Una volta specificato il parere della Corte Costituzionale, evidentemente contrario ai matrimoni omosessuali, ma incline ad una regolamentazione della coppia gay, intesa come “formazione sociale” ex art. 2 della Costituzione, un ultimo riferimento occorre farlo al parere della Chiesa sulla questione dei matrimoni tra persone dello stesso sesso, il quale, per quanto non vincolante per le decisioni delle istituzioni italiane, ha un peso non irrilevante all’ interno dell’opinione pubblica. In particolare, dopo il matrimonio di Bruno e Vincent, Benedetto XVI (il quale, già il 21 dicembre 2012, al suo discorso alla Curia Romana, definiva il matrimonio gay come un “attentato alla famiglia”) ha scritto come ad essere in gioco non è solo la famiglia ma ”ciò che in realtà significa l’essere uomini”, dal momento che la profonda erroneità di questa “rivoluzione antropologica” porta l’uomo a pensare di poter creare da sè la “propria natura”.

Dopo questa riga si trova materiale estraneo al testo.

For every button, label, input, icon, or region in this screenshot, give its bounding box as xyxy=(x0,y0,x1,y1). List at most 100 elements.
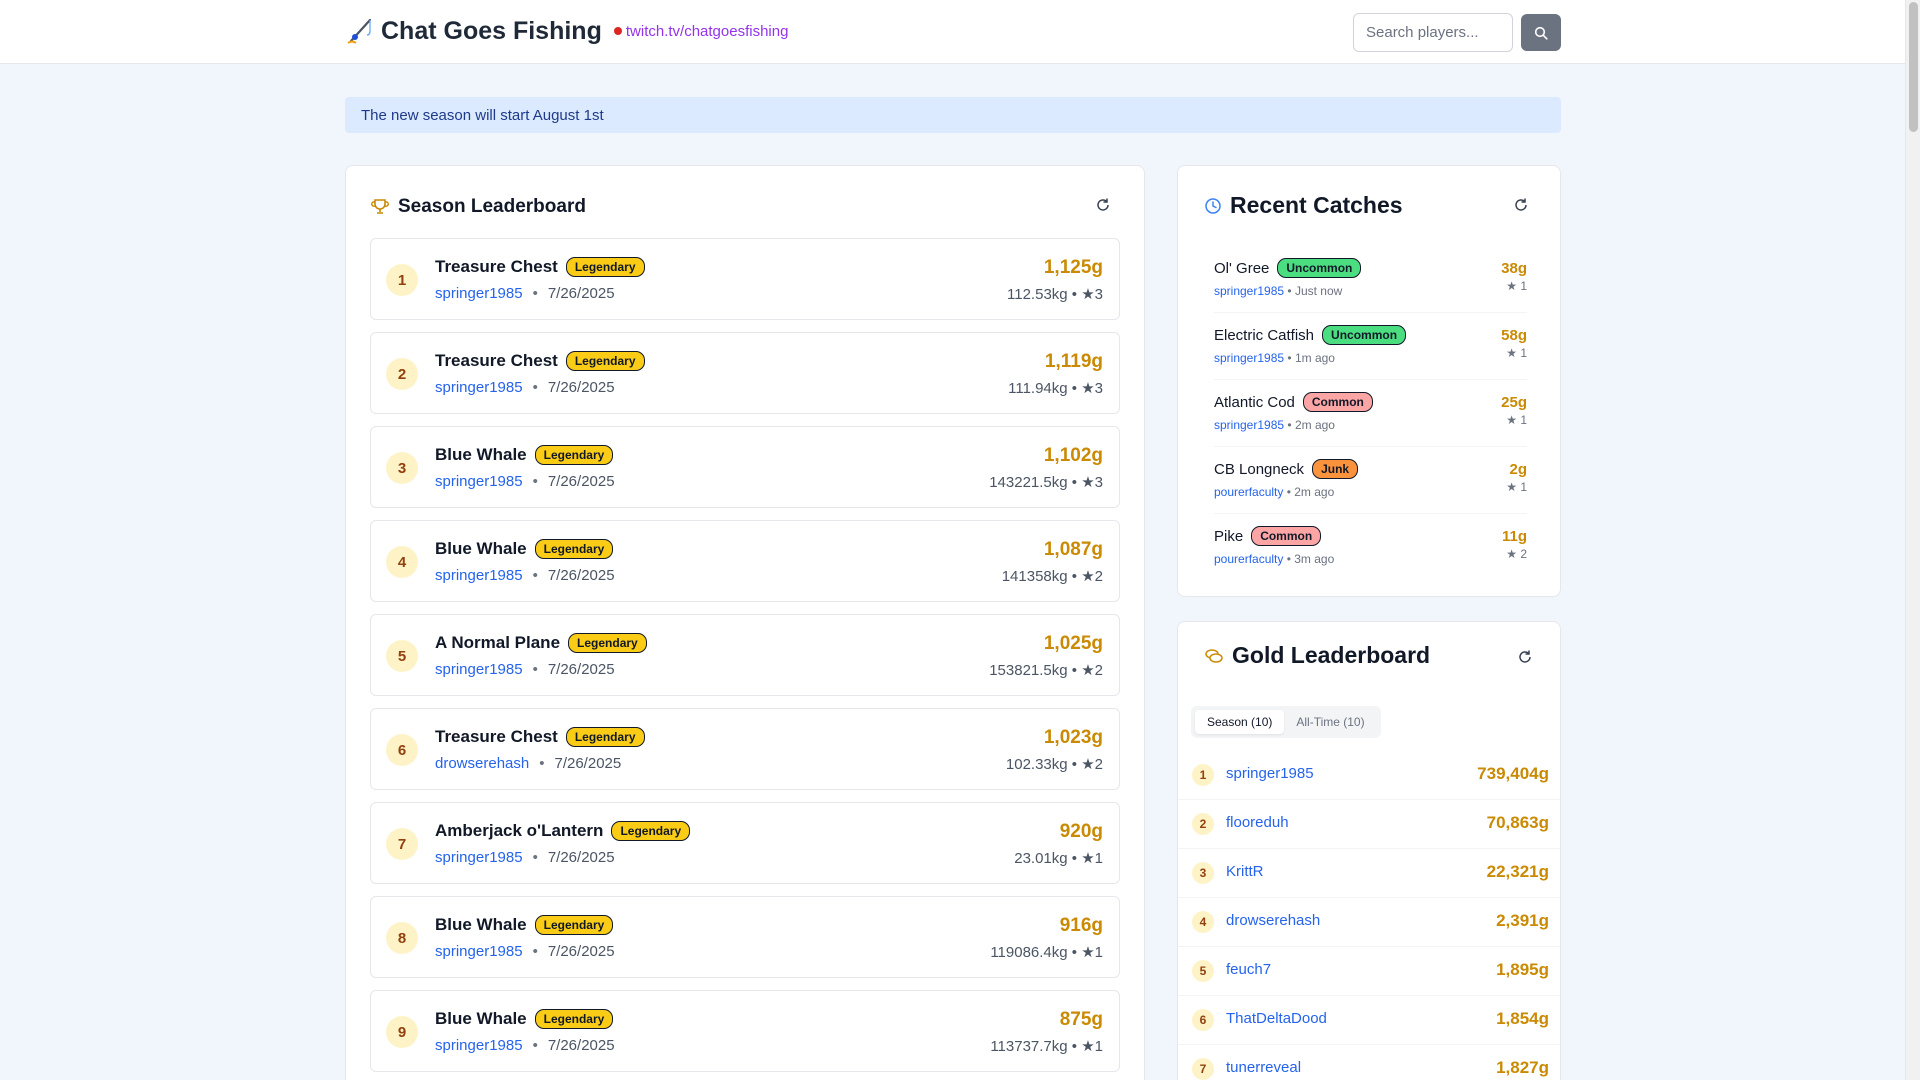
twitch-link[interactable]: twitch.tv/chatgoesfishing xyxy=(613,23,789,40)
player-link[interactable]: tunerreveal xyxy=(1226,1059,1301,1076)
separator-dot: • xyxy=(532,567,538,584)
catch-date: 7/26/2025 xyxy=(547,567,615,584)
player-link[interactable]: springer1985 xyxy=(435,943,523,960)
live-indicator-icon xyxy=(613,27,622,35)
gold-leaderboard-tabs: Season (10) All-Time (10) xyxy=(1191,706,1381,738)
player-link[interactable]: springer1985 xyxy=(1214,351,1284,365)
player-link[interactable]: springer1985 xyxy=(1214,284,1284,298)
recent-catch-item[interactable]: Electric Catfish Uncommon springer1985 • 1… xyxy=(1214,313,1527,380)
leaderboard-entry[interactable]: 2 Treasure Chest Legendary springer1985 • 7/2… xyxy=(370,332,1120,414)
leaderboard-entry[interactable]: 5 A Normal Plane Legendary springer1985 • 7/2… xyxy=(370,614,1120,696)
leaderboard-entry[interactable]: 4 Blue Whale Legendary springer1985 • 7/26/20… xyxy=(370,520,1120,602)
catch-meta: springer1985 • 7/26/2025 xyxy=(435,285,615,302)
player-link[interactable]: drowserehash xyxy=(1226,912,1320,929)
gold-leaderboard-row[interactable]: 6 ThatDeltaDood 1,854g xyxy=(1178,996,1560,1045)
fish-name: CB Longneck xyxy=(1214,460,1305,478)
catch-value: 1,025g 153821.5kg • ★2 xyxy=(989,633,1103,679)
player-link[interactable]: springer1985 xyxy=(1214,418,1284,432)
page-scrollbar[interactable] xyxy=(1905,0,1920,1080)
refresh-icon[interactable] xyxy=(1094,196,1112,214)
catch-value: 1,023g 102.33kg • ★2 xyxy=(1006,727,1103,773)
rank-badge: 6 xyxy=(1192,1009,1214,1031)
leaderboard-entry[interactable]: 9 Blue Whale Legendary springer1985 • 7/26/20… xyxy=(370,990,1120,1072)
leaderboard-entry[interactable]: 6 Treasure Chest Legendary drowserehash • 7/2… xyxy=(370,708,1120,790)
gold-total: 22,321g xyxy=(1486,862,1549,881)
rank-badge: 5 xyxy=(386,640,418,672)
tab-all-time[interactable]: All-Time (10) xyxy=(1284,710,1376,734)
catch-title: A Normal Plane Legendary xyxy=(435,633,647,653)
gold-leaderboard-row[interactable]: 2 flooreduh 70,863g xyxy=(1178,800,1560,849)
gold-value: 920g xyxy=(1059,821,1103,842)
player-link[interactable]: springer1985 xyxy=(435,379,523,396)
catch-title: Treasure Chest Legendary xyxy=(435,257,645,277)
catch-meta: pourerfaculty • 3m ago xyxy=(1214,552,1334,566)
search-icon xyxy=(1534,26,1548,40)
player-link[interactable]: feuch7 xyxy=(1226,961,1271,978)
gold-value: 1,023g xyxy=(1043,727,1103,748)
refresh-icon[interactable] xyxy=(1512,196,1530,214)
star-rating: ★ 1 xyxy=(1506,279,1527,293)
rank-badge: 4 xyxy=(1192,911,1214,933)
separator-dot: • xyxy=(532,1037,538,1054)
recent-catch-item[interactable]: CB Longneck Junk pourerfaculty • 2m ago 2g ★… xyxy=(1214,447,1527,514)
tab-season[interactable]: Season (10) xyxy=(1195,710,1285,734)
leaderboard-entry[interactable]: 3 Blue Whale Legendary springer1985 • 7/26/20… xyxy=(370,426,1120,508)
weight-stars: 113737.7kg • ★1 xyxy=(990,1038,1103,1055)
gold-leaderboard-row[interactable]: 7 tunerreveal 1,827g xyxy=(1178,1045,1560,1080)
gold-leaderboard-row[interactable]: 3 KrittR 22,321g xyxy=(1178,849,1560,898)
weight-stars: 112.53kg • ★3 xyxy=(1007,286,1103,303)
catch-time: 3m ago xyxy=(1294,552,1335,566)
catch-meta: springer1985 • 7/26/2025 xyxy=(435,943,615,960)
catch-time: 1m ago xyxy=(1294,351,1335,365)
gold-total: 1,854g xyxy=(1496,1009,1549,1028)
catch-meta: springer1985 • 7/26/2025 xyxy=(435,1037,615,1054)
player-link[interactable]: flooreduh xyxy=(1226,814,1289,831)
season-leaderboard-header: Season Leaderboard xyxy=(370,196,586,218)
separator-dot: • xyxy=(1283,485,1295,499)
player-link[interactable]: KrittR xyxy=(1226,863,1264,880)
gold-value: 11g xyxy=(1501,528,1527,545)
player-link[interactable]: pourerfaculty xyxy=(1214,485,1283,499)
catch-date: 7/26/2025 xyxy=(547,943,615,960)
leaderboard-entry[interactable]: 7 Amberjack o'Lantern Legendary springer198… xyxy=(370,802,1120,884)
player-link[interactable]: springer1985 xyxy=(435,661,523,678)
leaderboard-entry[interactable]: 8 Blue Whale Legendary springer1985 • 7/26/20… xyxy=(370,896,1120,978)
recent-catch-item[interactable]: Atlantic Cod Common springer1985 • 2m ago 2… xyxy=(1214,380,1527,447)
player-link[interactable]: springer1985 xyxy=(435,285,523,302)
fishing-rod-icon xyxy=(347,18,372,44)
trophy-icon xyxy=(371,199,389,214)
clock-icon xyxy=(1205,197,1221,214)
catch-title: Blue Whale Legendary xyxy=(435,915,614,935)
player-link[interactable]: springer1985 xyxy=(435,473,523,490)
player-link[interactable]: springer1985 xyxy=(435,849,523,866)
player-link[interactable]: ThatDeltaDood xyxy=(1226,1010,1327,1027)
gold-leaderboard-row[interactable]: 1 springer1985 739,404g xyxy=(1178,751,1560,800)
top-header: Chat Goes Fishing twitch.tv/chatgoesfish… xyxy=(0,0,1905,64)
season-leaderboard-title: Season Leaderboard xyxy=(398,196,586,217)
star-rating: ★ 2 xyxy=(1506,547,1527,561)
catch-title: Treasure Chest Legendary xyxy=(435,727,645,747)
player-link[interactable]: pourerfaculty xyxy=(1214,552,1283,566)
search-button[interactable] xyxy=(1521,14,1561,51)
catch-title: Blue Whale Legendary xyxy=(435,445,614,465)
recent-catch-item[interactable]: Ol' Gree Uncommon springer1985 • Just now 3… xyxy=(1214,246,1527,313)
gold-leaderboard-row[interactable]: 5 feuch7 1,895g xyxy=(1178,947,1560,996)
search-input[interactable] xyxy=(1353,13,1513,52)
recent-catch-item[interactable]: Pike Common pourerfaculty • 3m ago 11g ★ 2 xyxy=(1214,514,1527,581)
gold-leaderboard-row[interactable]: 4 drowserehash 2,391g xyxy=(1178,898,1560,947)
catch-value: 916g 119086.4kg • ★1 xyxy=(990,915,1103,961)
player-link[interactable]: springer1985 xyxy=(435,567,523,584)
refresh-icon[interactable] xyxy=(1516,648,1534,666)
weight-stars: 23.01kg • ★1 xyxy=(1014,850,1103,867)
rank-badge: 1 xyxy=(386,264,418,296)
scrollbar-thumb[interactable] xyxy=(1909,2,1918,132)
player-link[interactable]: drowserehash xyxy=(435,755,529,772)
player-link[interactable]: springer1985 xyxy=(435,1037,523,1054)
player-link[interactable]: springer1985 xyxy=(1226,765,1314,782)
rank-badge: 9 xyxy=(386,1016,418,1048)
leaderboard-entry[interactable]: 1 Treasure Chest Legendary springer1985 • 7/2… xyxy=(370,238,1120,320)
twitch-link-text[interactable]: twitch.tv/chatgoesfishing xyxy=(626,23,789,40)
catch-meta: springer1985 • 7/26/2025 xyxy=(435,379,615,396)
brand[interactable]: Chat Goes Fishing twitch.tv/chatgoesfish… xyxy=(345,16,788,46)
separator-dot: • xyxy=(532,379,538,396)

In conclusione, possiamo ammettere che, evidentemente, la decisione della Corte Costituzionale si basa su una supposizione, riguardante un presunto riferimento dei costituenti ai soli matrimoni eterosessuali, al momento della scrittura della Costituzione, della quale non avremo mai la certezza. A prescindere da quanto ritiene la Chiesa, un’ opinione accorda tutti i giuristi, i legislatori italiani e la Corte Costituzionale stessa: la nostra Costituzione ha una grave lacuna riguardante non una disciplina del matrimonio omosessuale (questione tuttora discussa), ma una disciplina generale che regoli e tuteli la coppia omosessuale. La nostra unica speranza, da futuri giuristi, è che tale materia possa essere regolata in modo corretto e non sacrificando taluni diritti fondamentali dell’uomo e del cittadino; da uomini e donne, solidali e tolleranti, possiamo sperare che tutte le coppie omosessuali, in un immediato futuro, possano trovare, anche nel nostro Stato, la stessa felicità che Bruno e Vincent hanno trovato nel loro.

Maurizio Nicchiarico

Revisore: professor Michele Troisi
(docente di diritto costituzionale presso le facoltà di giurisprudenza e scienze politiche dell’Unisalento)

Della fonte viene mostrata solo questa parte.